Mr Heron’s encouragement eventually filtered through and changed the way I approached most other subjects at school. I started to climb back up the sets so I could do the higher paper GCSEs and really started to see the importance of my work. Come results day, Geography was my highest mark.

Because of Mr Heron I went on to do geography at A level and was the only person in my immediate family to go to university, where I studied a human geography and social science filled degree, met some incredible friends and moved to the city I love today.

Contrary to my maths teacher's predictions. He’d have us write lines about enjoying a career working in the Snack Factory, if he kept us behind at lunch.

A somewhat skewed way of encouraging us to have ambition. Which was unusual and difficult, in an industrial town where literally every adult you know worked in a factory, or didn’t work at all.

I still love geography now - anything to do with rivers, clouds, tourism, eco systems, national parks, AONB’s… that’s area of outstanding natural beauty. Some things you never forget!

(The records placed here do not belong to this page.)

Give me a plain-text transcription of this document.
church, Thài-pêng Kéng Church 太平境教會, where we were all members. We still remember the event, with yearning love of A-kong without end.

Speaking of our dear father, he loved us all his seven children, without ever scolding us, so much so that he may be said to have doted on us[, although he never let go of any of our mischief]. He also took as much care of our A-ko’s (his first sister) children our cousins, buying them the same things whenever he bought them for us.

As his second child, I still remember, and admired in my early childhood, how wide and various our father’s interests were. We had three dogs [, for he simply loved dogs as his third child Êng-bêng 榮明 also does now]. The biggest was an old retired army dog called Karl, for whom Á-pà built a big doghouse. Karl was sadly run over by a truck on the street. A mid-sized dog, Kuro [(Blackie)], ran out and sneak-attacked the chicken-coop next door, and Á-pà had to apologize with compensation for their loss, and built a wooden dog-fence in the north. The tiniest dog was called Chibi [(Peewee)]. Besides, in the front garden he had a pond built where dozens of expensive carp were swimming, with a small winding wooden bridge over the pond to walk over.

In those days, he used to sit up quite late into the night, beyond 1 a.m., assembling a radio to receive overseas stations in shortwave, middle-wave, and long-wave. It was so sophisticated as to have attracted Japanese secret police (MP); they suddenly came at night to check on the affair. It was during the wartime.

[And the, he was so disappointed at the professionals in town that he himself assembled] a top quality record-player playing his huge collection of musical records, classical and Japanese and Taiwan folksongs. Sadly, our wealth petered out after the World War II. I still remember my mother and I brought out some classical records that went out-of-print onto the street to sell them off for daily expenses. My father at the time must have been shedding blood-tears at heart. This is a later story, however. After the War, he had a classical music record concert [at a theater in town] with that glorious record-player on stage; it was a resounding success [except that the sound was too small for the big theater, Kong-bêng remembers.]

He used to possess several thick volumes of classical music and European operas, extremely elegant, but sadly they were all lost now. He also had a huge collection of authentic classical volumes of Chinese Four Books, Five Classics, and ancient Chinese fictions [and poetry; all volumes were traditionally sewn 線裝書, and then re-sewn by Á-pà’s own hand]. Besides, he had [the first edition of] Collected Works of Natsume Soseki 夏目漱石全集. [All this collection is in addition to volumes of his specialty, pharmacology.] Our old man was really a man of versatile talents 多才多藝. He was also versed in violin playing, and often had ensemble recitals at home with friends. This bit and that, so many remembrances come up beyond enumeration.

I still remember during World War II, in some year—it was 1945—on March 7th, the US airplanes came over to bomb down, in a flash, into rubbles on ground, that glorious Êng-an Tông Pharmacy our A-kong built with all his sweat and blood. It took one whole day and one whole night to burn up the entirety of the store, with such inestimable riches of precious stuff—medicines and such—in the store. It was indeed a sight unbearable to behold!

I spoke to a few friends about their amazing teachers and here's what they said:

Nic said: “I’m just thinking of my teacher that used to tell me - a cripplingly shy girl with problems at home, sat in the bottom set - in front of a whole class of bullies 'you’re too clever to be in this class, it's for idiots, you should be in the top set'. It was a geography teacher too! I wonder if it was the same one but I can’t remember his name.”

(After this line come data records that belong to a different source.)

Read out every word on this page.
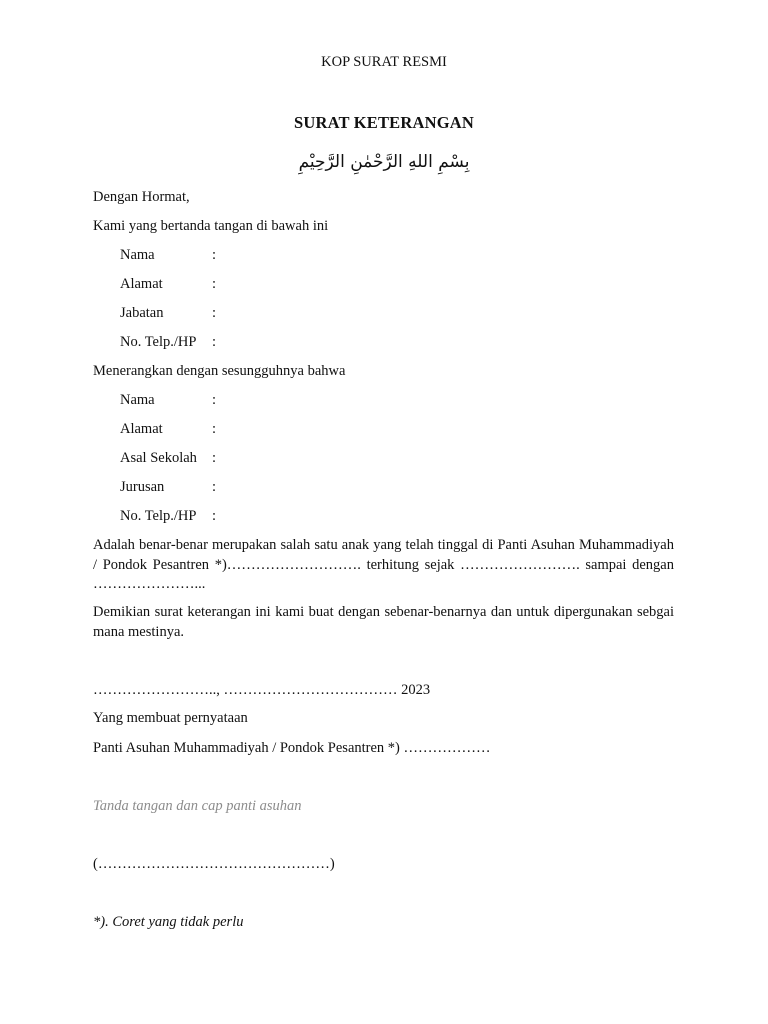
KOP SURAT RESMI
SURAT KETERANGAN
بِسْمِ اللهِ الرَّحْمٰنِ الرَّحِيْمِ
Dengan Hormat,
Kami yang bertanda tangan di bawah ini
Nama	:
Alamat	:
Jabatan	:
No. Telp./HP :
Menerangkan dengan sesungguhnya bahwa
Nama	:
Alamat	:
Asal Sekolah :
Jurusan	:
No. Telp./HP :
Adalah benar-benar merupakan salah satu anak yang telah tinggal di Panti Asuhan Muhammadiyah / Pondok Pesantren *)………………………. terhitung sejak ……………………. sampai dengan …………………...
Demikian surat keterangan ini kami buat dengan sebenar-benarnya dan untuk dipergunakan sebgai mana mestinya.
…………………….., ……………………………… 2023
Yang membuat pernyataan
Panti Asuhan Muhammadiyah / Pondok Pesantren *) ………………
Tanda tangan dan cap panti asuhan
(…………………………………………)
*). Coret yang tidak perlu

Pamela said: “A lot is changing, thankfully. If there is that 'naughty' behaviour in colleges I know we are asking the question of what happened/or is happening to you rather than why you acting like that? (In a negative way)."

Nina added: “Mrs Haigh. Literally went above and beyond. She drove us to fixtures in her own car. She got me stuck into Netball when there wasn’t really much out there for girls at the time. Genuinely a lovely person. If it wasn’t for her, I don’t think I’d be Head of PE now.”

Lois said: “Mrs Huxley-Blythe, an absolutely sound English teacher who made me feel like I was cool and that I mattered. Like what I said was interesting and important. I’m forever grateful.”

I hope all the hero teachers are enjoying their summer holidays, knowing that their words and their work will be remembered for a lifetime.